Mycobacteria tuberculosis complex (“MTBC”) is the pathogenic bacteria causing tuberculosis (“TB”). On the other hand, nontuberculous mycobacteria (“NTM”) is also another bacterium that has the potential to cause disease. Mycobacteria are organisms living in water, animal tissues, soil, and food sources.
The organisms can conquer their hosts without showing any pathogenic signs and can cause serious infections. Infections by MTBC and NTM organisms have continued posing a lot of challenges to microbiologists and physicians globally. Their exclusive cell wall component prevents them from straining by a standard gram strain procedure.
Worldwide TB Epidemic
M.tuberculosis is the most common TB-causing bacterium in human beings. The pathogens are transmitted through droplet infections via air by sneezing, coughing, and speaking. TB is one of the top ten causes of death worldwide above malaria and HIV/AIDS. Every year, 10 million people are infected with TB, and 1.7 billion people have latent TB infection; hence are at higher risk of developing active TB.
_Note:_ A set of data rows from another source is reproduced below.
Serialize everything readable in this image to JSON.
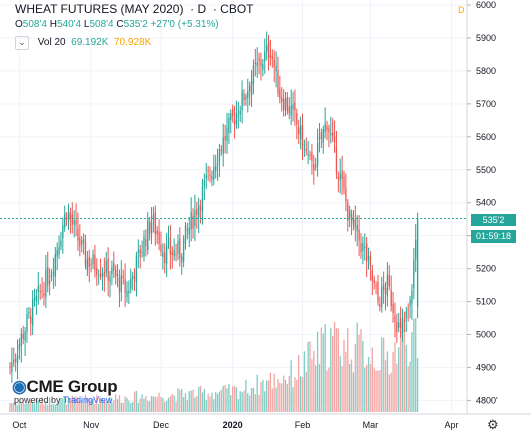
{
  "header": {
    "title": "WHEAT FUTURES (MAY 2020)",
    "interval": "D",
    "exchange": "CBOT",
    "open_label": "O",
    "open": "508'4",
    "high_label": "H",
    "high": "540'4",
    "low_label": "L",
    "low": "508'4",
    "close_label": "C",
    "close": "535'2",
    "change": "+27'0 (+5.31%)",
    "vol_label": "Vol 20",
    "vol_value": "69.192K",
    "vol_ma": "70.928K",
    "chevron": "⌄",
    "badge": "D"
  },
  "colors": {
    "up": "#26a69a",
    "down": "#ef5350",
    "up_vol": "#7fcdc4",
    "down_vol": "#f4a6a4",
    "grid": "#f0f3fa",
    "ma": "#f7a600"
  },
  "last_price_label": "535'2",
  "countdown": "01:59:18",
  "logo": {
    "main": "CME Group",
    "sub": "powered by",
    "tv": "TradingView"
  },
  "icons": {
    "settings": "gear-icon",
    "chevron": "chevron-down-icon"
  },
  "chart_data": {
    "type": "candlestick",
    "y_axis_labels": [
      "4800'",
      "4900",
      "5000",
      "5100",
      "5200",
      "5300",
      "5400",
      "5500",
      "5600",
      "5700",
      "5800",
      "5900",
      "6000"
    ],
    "y_axis_values": [
      4800,
      4900,
      5000,
      5100,
      5200,
      5300,
      5400,
      5500,
      5600,
      5700,
      5800,
      5900,
      6000
    ],
    "ylim": [
      4780,
      6000
    ],
    "x_tick_labels": [
      "Oct",
      "Nov",
      "Dec",
      "2020",
      "Feb",
      "Mar",
      "Apr"
    ],
    "x_tick_index": [
      5,
      43,
      80,
      118,
      155,
      191,
      234
    ],
    "x_count": 240,
    "last_price": 5352,
    "close_path_index": [
      0,
      10,
      22,
      30,
      40,
      55,
      62,
      75,
      82,
      90,
      100,
      110,
      122,
      130,
      138,
      143,
      150,
      160,
      168,
      180,
      188,
      195,
      200,
      207,
      212,
      216
    ],
    "close_path_value": [
      4900,
      5050,
      5200,
      5380,
      5230,
      5180,
      5130,
      5350,
      5250,
      5250,
      5400,
      5550,
      5700,
      5800,
      5870,
      5730,
      5670,
      5500,
      5650,
      5350,
      5250,
      5100,
      5150,
      5000,
      5085,
      5352
    ],
    "volume_path_index": [
      0,
      60,
      120,
      150,
      170,
      190,
      200,
      210,
      216
    ],
    "volume_path_value": [
      0.1,
      0.15,
      0.22,
      0.4,
      0.75,
      0.65,
      0.55,
      0.8,
      0.7
    ]
  }
}
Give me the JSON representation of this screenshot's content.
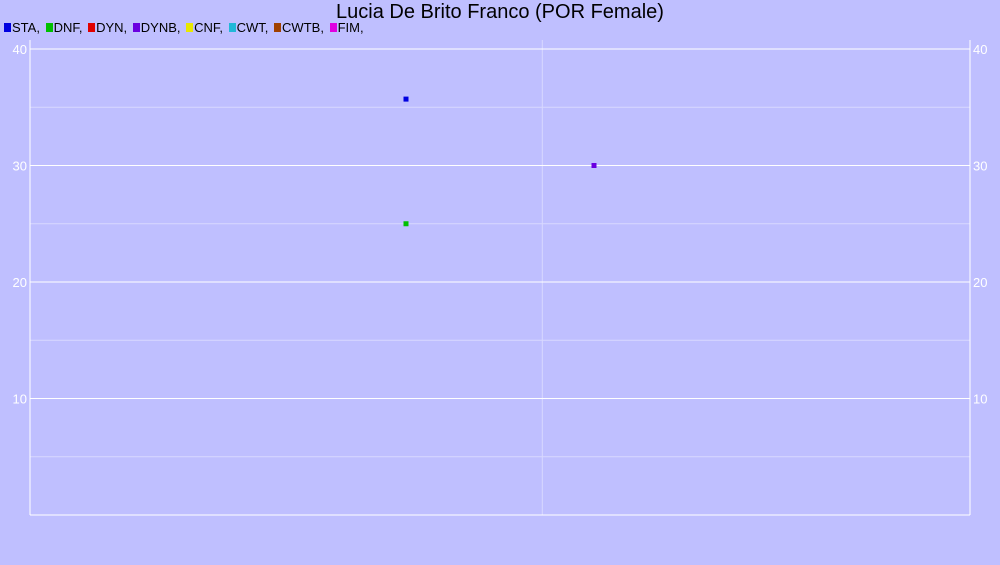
{
  "colors": {
    "background": "#bfbfff",
    "grid_major": "#ffffff",
    "grid_minor": "#d8d8ff",
    "axis_text": "#ffffff"
  },
  "chart_data": {
    "type": "scatter",
    "title": "Lucia De Brito Franco (POR Female)",
    "xlabel": "",
    "ylabel": "",
    "ylim": [
      0,
      40
    ],
    "y_ticks": [
      10,
      20,
      30,
      40
    ],
    "y_tick_labels": [
      "10",
      "20",
      "30",
      "40"
    ],
    "y_minor_ticks": [
      5,
      15,
      25,
      35
    ],
    "x_domain": [
      0,
      1
    ],
    "x_gridlines": [
      0.545
    ],
    "grid": true,
    "legend_position": "top-left",
    "legend": [
      {
        "label": "STA,",
        "color": "#0000e0"
      },
      {
        "label": "DNF,",
        "color": "#00c000"
      },
      {
        "label": "DYN,",
        "color": "#e00000"
      },
      {
        "label": "DYNB,",
        "color": "#6a00e0"
      },
      {
        "label": "CNF,",
        "color": "#e8e800"
      },
      {
        "label": "CWT,",
        "color": "#20b8d8"
      },
      {
        "label": "CWTB,",
        "color": "#a04000"
      },
      {
        "label": "FIM,",
        "color": "#e000e0"
      }
    ],
    "series": [
      {
        "name": "STA,",
        "color": "#0000e0",
        "points": [
          {
            "x": 0.4,
            "y": 35.7
          }
        ]
      },
      {
        "name": "DNF,",
        "color": "#00c000",
        "points": [
          {
            "x": 0.4,
            "y": 25
          }
        ]
      },
      {
        "name": "DYNB,",
        "color": "#6a00e0",
        "points": [
          {
            "x": 0.6,
            "y": 30
          }
        ]
      }
    ]
  }
}
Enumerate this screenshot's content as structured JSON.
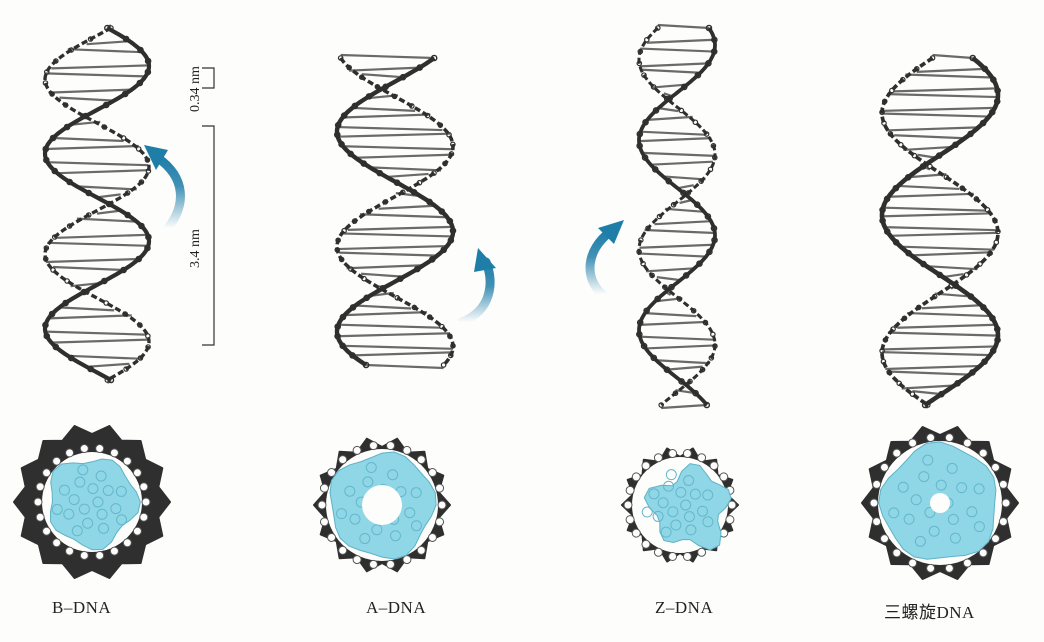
{
  "figure": {
    "labels": {
      "b_dna": "B–DNA",
      "a_dna": "A–DNA",
      "z_dna": "Z–DNA",
      "triple": "三螺旋DNA"
    },
    "dimensions": {
      "small": "0.34 nm",
      "large": "3.4 nm"
    },
    "colors": {
      "backbone": "#2f2f2f",
      "base_fill": "#8fd6e6",
      "arrow": "#1f7ea8"
    }
  }
}
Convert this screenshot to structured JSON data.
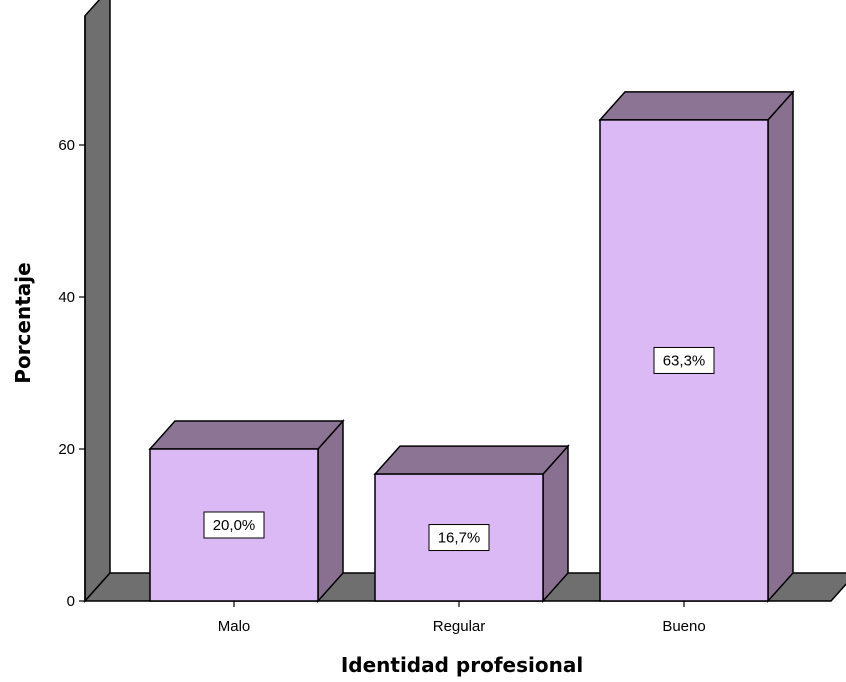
{
  "chart_data": {
    "type": "bar",
    "style": "3d",
    "title": "",
    "xlabel": "Identidad profesional",
    "ylabel": "Porcentaje",
    "categories": [
      "Malo",
      "Regular",
      "Bueno"
    ],
    "values": [
      20.0,
      16.7,
      63.3
    ],
    "data_labels": [
      "20,0%",
      "16,7%",
      "63,3%"
    ],
    "yticks": [
      0,
      20,
      40,
      60
    ],
    "ylim": [
      0,
      77
    ],
    "grid": false,
    "legend": "none"
  },
  "colors": {
    "bar_front": "#dbb9f5",
    "bar_top": "#8c7495",
    "bar_side": "#8a7090",
    "wall": "#6f6f6f",
    "floor": "#6f6f6f",
    "outline": "#000000",
    "label_box": "#ffffff"
  }
}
Early detection and treatment are crucial in improving TB treatment success, which is currently very low. Drug-resistant TB strains have also hindered treatment efforts. A more specific drug is required to close the gap between the detection and treatment of TB.
Challenges of Mycobacteria Detection
It is important to differentiate between TB and NTM for proper diagnosis and treatment. Besides, the course of action will depend on the type of mycobacteria species present. For accurate testing and detection of TB and NTM, genotypic methods are preferred compared to biochemical and phenotypic resistance testing.
Furthermore, genotypic methods will give the test results in 3 hours compared to traditional methods, which offers results after 2-4 weeks for positive cases and 6-8 weeks for negative situations. Therefore, genetic methods provide more benefit to patients as all the resistant patterns are found earlier for proper treatment. Furthermore, genetic testing can be performed at any laboratory to determine the presence or absence of TB, and advanced tests to identify NTM.
Other rapid diagnostic tests and treatment measures have also been introduced by the World Health Organization (“WHO”). For instance, the line probe assay is used to detect resistance to second-line anti-TB drugs compared to traditional-based methods. Detecting second-line resistance by the SL-LPA implies that MDR-TB patients should not be enlisted on a shorter regimen. It may threaten their treatment and fuel development of XDR-TB. Additionally, patients detected with XDR-TB should not be enrolled on a shorter regimen as they require a correctly designed individual regimen for successful treatment.
Clinical Importance of Molecular Testing
The transmission of TB occurs mostly outside the house, and the drug resistance epidemic is driven by transmission. It mainly occurs in previously treated patients who get reinfected. Molecular testing is widely used in South Africa, where more than 15,000 LPAs are done annually. Molecular testing has tremendously changed the world of TB testing, and it is the most used testing tool. Its benefits speak for themselves, hence the method has been swiftly adopted by physicians.
The Future Direction of Mycobacteria
Optimizing patient treatment through rapid and reliable identification of mycobacteria is greatly improving the health outcomes of TB and NTM infections globally. The future of mycobacteria is rapidly changing, even in undeveloped countries with limited resources. Therefore, molecular testing should be globally adopted, and this will lead to a world free of TB deaths reduction by 95%.
Such challenges posed by the pathogen responsible for triggering TB are behind the tireless work being done by companies so that the medical community can stand a chance of beating these hard-to-treat diseases.